Antananarivo, 4 Août, 21h47 – “Quand c’est moi qui le dis, c’est la vérité. Que ceux qui contestent cette version en apportent la preuve”. Le Premier ministre Christian Ntsay martèle que la présence d’agents du FBI (Federal Bureau of Investigations) à Madagascar relève d’une initiative malgache et de nulle autre.
⭕“Je confirme que c’est nous qui avons demandé que le FBI vienne à Madagascar”, insiste-t-il en marge de la cérémonie de prestation de serment des membres de la Commission malgache de l’informatique et des libertés (Cmil). “Si le FBI est ici, c’est à notre demande en vue de faire des enquêtes”, poursuit-il.
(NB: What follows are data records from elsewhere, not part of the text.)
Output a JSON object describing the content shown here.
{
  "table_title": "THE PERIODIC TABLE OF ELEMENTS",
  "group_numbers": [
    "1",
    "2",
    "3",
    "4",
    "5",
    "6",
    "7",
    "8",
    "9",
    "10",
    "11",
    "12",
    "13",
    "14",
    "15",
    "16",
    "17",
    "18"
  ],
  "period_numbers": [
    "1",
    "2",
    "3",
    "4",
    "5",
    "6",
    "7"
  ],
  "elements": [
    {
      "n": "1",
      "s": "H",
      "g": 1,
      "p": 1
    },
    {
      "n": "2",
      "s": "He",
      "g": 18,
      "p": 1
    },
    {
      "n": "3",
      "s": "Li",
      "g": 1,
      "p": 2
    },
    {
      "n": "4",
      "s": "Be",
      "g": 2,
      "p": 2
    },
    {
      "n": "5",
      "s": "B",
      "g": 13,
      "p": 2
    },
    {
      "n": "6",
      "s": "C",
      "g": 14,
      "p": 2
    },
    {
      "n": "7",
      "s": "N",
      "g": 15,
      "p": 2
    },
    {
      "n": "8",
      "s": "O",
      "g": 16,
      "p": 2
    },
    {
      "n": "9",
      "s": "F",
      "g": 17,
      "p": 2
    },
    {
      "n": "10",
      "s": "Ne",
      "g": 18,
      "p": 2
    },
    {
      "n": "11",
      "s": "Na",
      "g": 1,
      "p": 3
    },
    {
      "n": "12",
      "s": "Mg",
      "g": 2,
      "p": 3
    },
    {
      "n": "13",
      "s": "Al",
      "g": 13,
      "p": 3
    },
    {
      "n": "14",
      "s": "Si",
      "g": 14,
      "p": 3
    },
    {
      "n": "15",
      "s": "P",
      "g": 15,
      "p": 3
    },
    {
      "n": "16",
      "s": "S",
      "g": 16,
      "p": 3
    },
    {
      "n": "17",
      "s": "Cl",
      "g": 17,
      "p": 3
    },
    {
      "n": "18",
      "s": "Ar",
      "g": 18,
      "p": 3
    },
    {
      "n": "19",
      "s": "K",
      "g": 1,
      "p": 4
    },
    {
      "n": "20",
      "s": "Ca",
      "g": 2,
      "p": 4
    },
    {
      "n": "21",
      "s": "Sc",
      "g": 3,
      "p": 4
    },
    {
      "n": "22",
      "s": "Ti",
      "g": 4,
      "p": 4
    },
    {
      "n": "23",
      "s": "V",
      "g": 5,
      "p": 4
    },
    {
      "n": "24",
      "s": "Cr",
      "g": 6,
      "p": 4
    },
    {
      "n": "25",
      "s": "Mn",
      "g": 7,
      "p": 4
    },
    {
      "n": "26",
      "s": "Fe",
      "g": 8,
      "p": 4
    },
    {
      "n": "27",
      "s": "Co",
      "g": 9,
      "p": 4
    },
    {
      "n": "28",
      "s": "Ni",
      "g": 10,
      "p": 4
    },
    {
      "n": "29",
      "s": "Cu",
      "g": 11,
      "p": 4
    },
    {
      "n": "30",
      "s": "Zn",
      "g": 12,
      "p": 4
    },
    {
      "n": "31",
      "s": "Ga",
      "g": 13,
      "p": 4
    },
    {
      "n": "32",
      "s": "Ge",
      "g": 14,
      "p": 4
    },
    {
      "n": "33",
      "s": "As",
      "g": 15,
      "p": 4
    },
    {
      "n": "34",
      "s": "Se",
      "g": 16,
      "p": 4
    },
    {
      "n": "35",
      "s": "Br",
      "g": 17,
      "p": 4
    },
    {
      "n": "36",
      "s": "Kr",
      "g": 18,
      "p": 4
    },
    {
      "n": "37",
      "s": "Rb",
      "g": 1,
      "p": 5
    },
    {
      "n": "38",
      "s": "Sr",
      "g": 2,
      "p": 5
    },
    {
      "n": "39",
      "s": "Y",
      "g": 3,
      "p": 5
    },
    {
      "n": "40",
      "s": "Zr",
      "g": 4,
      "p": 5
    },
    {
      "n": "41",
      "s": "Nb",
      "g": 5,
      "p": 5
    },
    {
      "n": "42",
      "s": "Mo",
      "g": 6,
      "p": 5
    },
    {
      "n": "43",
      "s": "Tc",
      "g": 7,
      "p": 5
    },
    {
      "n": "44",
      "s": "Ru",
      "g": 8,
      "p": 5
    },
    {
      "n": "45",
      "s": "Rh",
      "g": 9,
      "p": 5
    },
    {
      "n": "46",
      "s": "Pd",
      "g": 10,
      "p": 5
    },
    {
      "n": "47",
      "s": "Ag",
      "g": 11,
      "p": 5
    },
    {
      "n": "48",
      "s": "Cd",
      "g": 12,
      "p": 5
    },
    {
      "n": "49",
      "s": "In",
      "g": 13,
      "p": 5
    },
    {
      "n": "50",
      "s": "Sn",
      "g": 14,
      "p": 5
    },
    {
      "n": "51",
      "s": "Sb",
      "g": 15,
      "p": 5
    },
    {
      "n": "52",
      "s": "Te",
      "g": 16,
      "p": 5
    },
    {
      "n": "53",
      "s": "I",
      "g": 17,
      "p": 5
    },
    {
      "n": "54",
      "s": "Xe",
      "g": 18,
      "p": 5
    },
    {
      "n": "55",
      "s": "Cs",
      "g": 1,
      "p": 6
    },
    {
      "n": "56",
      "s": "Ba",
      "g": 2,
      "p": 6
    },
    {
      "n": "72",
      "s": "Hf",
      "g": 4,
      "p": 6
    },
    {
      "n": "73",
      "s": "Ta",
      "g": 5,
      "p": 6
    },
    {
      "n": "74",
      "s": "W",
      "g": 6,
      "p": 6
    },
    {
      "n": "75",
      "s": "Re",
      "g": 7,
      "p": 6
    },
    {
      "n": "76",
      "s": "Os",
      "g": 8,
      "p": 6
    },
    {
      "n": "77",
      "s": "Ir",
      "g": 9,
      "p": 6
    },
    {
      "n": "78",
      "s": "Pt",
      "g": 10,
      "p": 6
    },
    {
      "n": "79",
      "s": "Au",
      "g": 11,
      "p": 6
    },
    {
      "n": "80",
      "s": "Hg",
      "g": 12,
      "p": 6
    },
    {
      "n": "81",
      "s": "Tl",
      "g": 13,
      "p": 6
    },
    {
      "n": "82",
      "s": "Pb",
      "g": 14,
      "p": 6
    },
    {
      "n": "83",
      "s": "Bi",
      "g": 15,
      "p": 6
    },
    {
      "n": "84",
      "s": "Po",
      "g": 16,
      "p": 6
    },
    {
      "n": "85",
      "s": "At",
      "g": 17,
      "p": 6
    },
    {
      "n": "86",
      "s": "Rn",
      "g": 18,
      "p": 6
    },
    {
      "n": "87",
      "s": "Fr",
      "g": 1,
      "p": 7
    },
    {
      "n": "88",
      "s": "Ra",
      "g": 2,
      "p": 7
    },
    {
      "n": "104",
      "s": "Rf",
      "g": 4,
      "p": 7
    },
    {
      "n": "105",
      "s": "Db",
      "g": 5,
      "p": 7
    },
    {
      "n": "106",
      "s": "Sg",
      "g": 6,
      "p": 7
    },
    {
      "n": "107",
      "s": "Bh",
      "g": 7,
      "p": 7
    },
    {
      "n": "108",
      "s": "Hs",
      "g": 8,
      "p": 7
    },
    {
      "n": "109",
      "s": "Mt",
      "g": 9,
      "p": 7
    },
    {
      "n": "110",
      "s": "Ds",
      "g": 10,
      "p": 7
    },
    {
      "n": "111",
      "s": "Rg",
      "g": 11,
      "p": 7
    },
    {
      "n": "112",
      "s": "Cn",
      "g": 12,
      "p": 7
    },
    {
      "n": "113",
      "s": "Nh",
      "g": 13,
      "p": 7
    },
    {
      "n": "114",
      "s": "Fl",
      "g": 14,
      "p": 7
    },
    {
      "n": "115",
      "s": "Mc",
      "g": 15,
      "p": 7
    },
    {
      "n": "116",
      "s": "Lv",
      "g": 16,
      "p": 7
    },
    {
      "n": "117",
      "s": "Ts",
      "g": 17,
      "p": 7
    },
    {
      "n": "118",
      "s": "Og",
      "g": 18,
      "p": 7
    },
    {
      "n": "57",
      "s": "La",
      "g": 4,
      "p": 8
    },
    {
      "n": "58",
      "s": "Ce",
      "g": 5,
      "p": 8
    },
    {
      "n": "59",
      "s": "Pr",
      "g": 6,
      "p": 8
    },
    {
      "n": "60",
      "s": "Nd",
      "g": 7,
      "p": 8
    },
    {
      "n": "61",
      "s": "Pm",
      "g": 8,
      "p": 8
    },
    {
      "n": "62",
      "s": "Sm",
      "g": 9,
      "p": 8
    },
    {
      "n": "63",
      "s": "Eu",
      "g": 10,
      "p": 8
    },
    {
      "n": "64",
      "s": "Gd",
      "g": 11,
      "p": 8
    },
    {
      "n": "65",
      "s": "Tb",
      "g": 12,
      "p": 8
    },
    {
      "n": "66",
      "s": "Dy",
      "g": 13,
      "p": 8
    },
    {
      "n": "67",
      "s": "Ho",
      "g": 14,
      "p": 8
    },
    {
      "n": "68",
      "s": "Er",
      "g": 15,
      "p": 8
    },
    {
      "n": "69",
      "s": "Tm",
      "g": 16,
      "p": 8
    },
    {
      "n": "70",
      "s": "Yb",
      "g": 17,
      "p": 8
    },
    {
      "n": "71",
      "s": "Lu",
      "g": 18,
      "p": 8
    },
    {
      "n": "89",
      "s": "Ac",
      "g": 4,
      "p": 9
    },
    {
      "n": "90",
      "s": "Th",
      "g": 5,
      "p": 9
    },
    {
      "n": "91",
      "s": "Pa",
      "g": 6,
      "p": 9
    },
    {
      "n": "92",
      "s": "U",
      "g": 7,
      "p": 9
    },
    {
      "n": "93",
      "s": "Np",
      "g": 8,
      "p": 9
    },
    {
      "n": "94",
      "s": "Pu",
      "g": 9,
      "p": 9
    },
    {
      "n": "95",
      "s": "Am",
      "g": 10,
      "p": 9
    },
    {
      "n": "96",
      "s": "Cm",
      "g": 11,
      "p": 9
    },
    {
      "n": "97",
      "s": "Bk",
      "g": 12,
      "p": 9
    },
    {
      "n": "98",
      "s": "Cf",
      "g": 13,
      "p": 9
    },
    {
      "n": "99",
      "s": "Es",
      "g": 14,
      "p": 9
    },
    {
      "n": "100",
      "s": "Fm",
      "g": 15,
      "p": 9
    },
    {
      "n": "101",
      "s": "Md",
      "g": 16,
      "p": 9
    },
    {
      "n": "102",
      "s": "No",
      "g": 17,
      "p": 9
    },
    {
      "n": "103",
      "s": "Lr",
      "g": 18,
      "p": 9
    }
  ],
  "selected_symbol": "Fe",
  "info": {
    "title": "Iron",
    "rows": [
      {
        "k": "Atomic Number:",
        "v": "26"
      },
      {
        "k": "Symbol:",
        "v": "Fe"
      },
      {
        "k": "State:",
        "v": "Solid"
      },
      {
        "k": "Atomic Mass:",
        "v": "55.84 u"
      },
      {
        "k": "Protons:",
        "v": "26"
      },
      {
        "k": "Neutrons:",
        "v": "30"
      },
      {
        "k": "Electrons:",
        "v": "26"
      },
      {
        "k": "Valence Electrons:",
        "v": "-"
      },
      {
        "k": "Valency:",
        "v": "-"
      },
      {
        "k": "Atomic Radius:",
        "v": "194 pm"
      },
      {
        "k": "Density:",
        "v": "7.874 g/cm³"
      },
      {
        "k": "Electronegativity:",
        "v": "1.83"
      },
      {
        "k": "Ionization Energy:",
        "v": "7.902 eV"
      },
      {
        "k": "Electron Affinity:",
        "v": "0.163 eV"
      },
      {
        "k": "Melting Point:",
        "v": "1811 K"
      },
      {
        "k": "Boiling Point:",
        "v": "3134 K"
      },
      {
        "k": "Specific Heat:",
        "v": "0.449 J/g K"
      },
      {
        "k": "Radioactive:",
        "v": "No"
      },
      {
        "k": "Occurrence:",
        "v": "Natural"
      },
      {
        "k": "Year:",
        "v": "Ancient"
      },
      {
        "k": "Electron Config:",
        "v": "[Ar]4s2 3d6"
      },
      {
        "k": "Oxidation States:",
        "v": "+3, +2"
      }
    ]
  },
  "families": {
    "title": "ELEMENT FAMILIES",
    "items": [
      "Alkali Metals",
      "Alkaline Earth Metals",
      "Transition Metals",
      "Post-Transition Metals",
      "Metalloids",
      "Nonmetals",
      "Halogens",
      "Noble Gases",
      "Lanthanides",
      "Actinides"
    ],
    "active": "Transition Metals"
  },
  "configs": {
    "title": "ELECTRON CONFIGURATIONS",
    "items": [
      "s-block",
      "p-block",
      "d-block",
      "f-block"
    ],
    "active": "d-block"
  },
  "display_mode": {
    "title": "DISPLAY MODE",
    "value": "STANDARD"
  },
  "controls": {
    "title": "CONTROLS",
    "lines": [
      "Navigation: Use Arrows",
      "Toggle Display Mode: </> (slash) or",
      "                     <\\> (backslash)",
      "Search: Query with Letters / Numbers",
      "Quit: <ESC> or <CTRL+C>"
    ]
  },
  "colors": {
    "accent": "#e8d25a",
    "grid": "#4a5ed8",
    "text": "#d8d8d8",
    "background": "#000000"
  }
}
⭕Ces enquêtes liées à l’affaire d’immatriculation provisoire de cinq aéronefs Boeing 777 visent à découvrir “quels opérateurs ont activé ces avions et ont agi depuis la Chine jusqu’en Iran, en passant par Djakarta en Indonésie et le Cambodge”. “Ce dossier dispose de plusieurs ramifications secrètes”, ajoute-t-il pour soutenir la présence d’enquêteurs internationaux sur le dossier. “Cela nécessite des enquêtes approfondies et costaudes”, souligne-t-il encore.
⭕Mais au-delà de l’expertise américaine, il s’agit aussi pour la Grande île de montrer sa volonté de lutter contre toute tentative d’instrumentalisation du pays dans des réseaux criminels transnationaux. “Nous devons empêcher que de tels actes se reproduisent à l’avenir”, indique Christian Ntsay.
⭕Pour l’instant, les enquêtes malgaches ont permis d’arrêter deux principaux suspects dans cette affaire. Ceux-ci sont soupçonnés d’avoir falsifié les documents qui leur ont été remis par les autorités malgaches, transformant entre autres la date d’expiration du contrat. Valéry Ramonjavelo, ministre des Transports au moment des faits, a également été limogé suite à cette affaire.